Several grain storage elevators operated by NEW Cooperative contacted by Reuters were open.
The timing of the attack is making it crucial that NEW gets their systems back online as soon as possible as many farmers will start their combines this week and begin delivering crops to NEW’s elevators across Iowa, said Don Roose, president of U.S. Commodities in West Des Moines, Iowa.
“They have got you boxed into a corner,” Roose said. “Harvest is right now. This is the week that we are just starting to ramp up harvest, particularly for soybeans.”
Cybersecurity has risen to the top of the agenda for the Biden administration after a series of high-profile attacks on network management company SolarWinds Corp, the Colonial Pipeline’s oil network, meat processing company JBS and software firm Kaseya.

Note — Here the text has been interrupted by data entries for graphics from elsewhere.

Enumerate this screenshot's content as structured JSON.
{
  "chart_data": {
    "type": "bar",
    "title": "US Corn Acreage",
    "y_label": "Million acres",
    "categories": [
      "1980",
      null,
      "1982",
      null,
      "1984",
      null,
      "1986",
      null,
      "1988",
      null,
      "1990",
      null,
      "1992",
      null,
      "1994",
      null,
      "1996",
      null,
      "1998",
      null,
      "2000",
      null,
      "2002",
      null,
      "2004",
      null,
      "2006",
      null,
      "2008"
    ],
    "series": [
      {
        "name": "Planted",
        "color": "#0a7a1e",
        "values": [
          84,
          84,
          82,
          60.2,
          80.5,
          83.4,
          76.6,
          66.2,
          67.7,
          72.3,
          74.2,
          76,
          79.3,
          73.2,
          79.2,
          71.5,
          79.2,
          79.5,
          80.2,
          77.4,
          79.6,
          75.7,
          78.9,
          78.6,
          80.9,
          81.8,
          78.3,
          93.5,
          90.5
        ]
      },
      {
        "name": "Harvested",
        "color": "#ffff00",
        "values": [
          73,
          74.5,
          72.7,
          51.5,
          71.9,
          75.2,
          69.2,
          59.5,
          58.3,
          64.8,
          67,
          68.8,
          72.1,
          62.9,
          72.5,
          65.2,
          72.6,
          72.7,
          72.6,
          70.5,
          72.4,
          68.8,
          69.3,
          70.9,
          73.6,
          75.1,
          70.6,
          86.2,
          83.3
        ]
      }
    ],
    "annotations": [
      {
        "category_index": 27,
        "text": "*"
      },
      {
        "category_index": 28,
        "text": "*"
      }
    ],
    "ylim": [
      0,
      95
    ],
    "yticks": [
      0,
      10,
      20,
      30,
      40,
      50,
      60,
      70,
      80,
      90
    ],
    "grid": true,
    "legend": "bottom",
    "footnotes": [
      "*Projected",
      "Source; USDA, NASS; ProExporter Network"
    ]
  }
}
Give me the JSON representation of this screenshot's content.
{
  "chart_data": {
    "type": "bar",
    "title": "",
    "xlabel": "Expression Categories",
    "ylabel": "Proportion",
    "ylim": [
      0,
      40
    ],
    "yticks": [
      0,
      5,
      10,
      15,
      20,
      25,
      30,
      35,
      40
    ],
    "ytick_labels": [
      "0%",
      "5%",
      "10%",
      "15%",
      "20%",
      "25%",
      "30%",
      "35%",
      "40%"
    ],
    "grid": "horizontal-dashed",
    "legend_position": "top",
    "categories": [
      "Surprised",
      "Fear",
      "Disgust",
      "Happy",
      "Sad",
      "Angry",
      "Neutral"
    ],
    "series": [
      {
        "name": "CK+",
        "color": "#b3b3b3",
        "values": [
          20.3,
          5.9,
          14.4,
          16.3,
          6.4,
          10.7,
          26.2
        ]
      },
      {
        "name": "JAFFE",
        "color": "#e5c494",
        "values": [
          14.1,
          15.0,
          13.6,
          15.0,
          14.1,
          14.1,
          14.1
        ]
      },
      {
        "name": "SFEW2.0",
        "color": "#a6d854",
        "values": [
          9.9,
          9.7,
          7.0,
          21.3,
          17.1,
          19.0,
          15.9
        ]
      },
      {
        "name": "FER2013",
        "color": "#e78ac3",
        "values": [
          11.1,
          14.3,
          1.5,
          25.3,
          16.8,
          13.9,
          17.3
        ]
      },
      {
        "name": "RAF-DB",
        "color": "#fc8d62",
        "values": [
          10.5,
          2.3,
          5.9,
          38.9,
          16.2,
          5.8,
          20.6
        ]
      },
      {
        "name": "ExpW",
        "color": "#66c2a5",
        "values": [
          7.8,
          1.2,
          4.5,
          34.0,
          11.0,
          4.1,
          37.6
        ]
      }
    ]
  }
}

The attacks hurt the United States far beyond just the companies hacked, affecting fuel and food supplies.
A spokesperson for the U.S. Cybersecurity and Infrastructure Security Agency declined to comment on the incident at NEW Cooperative.
The Federal Bureau of Investigation did not immediately respond to a request for comment.
“This is a very clear attack on an organization that is part of our critical infrastructure,” said Allan Liska, a senior analyst with U.S. cybersecurity firm Recorded Future. “This could result in disruptions to food delivery in parts of the country.”
A Russian-speaking cybercriminal group named BlackMatter said on its website they had recently stolen data from NEW Cooperative.
BlackMatter is known for using ransomware to threaten their victims with data leaks, often extorting them for a crypto currency payment.
The claim follows a July meeting between U.S. President Joe Biden and Russian President Vladimir Putin, where Biden reportedly told Putin that “critical infrastructure” companies should be off limits to ransomware gangs.
Cybersecurity experts and federal prosecutors say ransomware groups often operate from Russia or Ukraine. The “food and agriculture” industry is publicly defined as a critical infrastructure sector by the Department of Homeland Security.